Without a long-context base model, any discussion or proposed solution around error accumulation risks simply overfitting to this 5-second regime. Larger-scale efforts such as LingBot-World [14] choose to directly train a long-context base model, on the order of 1 minute, before distillation. I also worked on MMM [11] to try to make genuine headway on true long video generation by introducing real ground-truth long data directly into the distillation stage through the underlying representation.

This is also a core reason why I remain highly skeptical of treating static 3D representation or consistency as a primary direction for world models. Under most causal world-model settings, that framing does not make much sense to me, except perhaps marginally when the world model is treated more like a simulator.

On the Effect of Scale

When we look at truly top-tier commercial models, backed by massive compute, parameter counts, and data, their video extension capabilities are actually already quite robust. The visual collapse caused by error accumulation has been pushed much farther out.

To me, that is a strong indicator that the base model is the key. It is also exactly why several of my more recent projects, including FramePack [5, 6], PFP [17], MMM [11], and MoC [12], focus heavily on endowing base models with genuine long-context capability from the ground up.

A sad reality is that, at small scale and with limited data, we are often entering a dead end. The only viable path may be to overfit to narrow domains like Minecraft or Doom.
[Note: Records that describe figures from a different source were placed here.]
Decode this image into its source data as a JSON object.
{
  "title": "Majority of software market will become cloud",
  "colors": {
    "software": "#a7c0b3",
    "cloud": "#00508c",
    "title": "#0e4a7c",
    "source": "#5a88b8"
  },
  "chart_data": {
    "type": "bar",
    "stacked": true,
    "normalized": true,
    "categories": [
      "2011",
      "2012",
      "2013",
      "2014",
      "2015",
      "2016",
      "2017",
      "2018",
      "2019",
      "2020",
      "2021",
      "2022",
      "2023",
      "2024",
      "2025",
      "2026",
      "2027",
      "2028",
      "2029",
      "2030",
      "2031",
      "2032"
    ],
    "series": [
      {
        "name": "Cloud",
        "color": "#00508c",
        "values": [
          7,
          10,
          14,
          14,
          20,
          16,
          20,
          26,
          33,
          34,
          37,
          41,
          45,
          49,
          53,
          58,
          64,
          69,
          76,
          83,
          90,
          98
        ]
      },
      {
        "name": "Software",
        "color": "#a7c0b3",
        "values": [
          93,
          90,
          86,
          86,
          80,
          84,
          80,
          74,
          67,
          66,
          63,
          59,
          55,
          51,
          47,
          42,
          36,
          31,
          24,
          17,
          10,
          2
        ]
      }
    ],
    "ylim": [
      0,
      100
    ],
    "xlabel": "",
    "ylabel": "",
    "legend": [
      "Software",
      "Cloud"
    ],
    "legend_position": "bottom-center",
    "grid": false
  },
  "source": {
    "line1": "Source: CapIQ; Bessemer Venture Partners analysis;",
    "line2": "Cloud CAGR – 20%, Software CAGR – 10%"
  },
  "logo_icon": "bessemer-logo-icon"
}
That can still prove the concept, but it can be hard to tell whether the method would truly scale.

While developing FramePack [5], we also noticed a telling detail: if the prompt matched a highly common data point in the training set, like a city walk, error accumulation was noticeably mitigated.

Of course, on-policy distillation remains highly valuable and absolutely deserves continued research. But my personal prediction is that as we move toward larger scales, especially in a near future dominated by large-scale unified models that directly absorb vast amounts of information into their understanding modules, our entire perspective on this problem may be completely upended.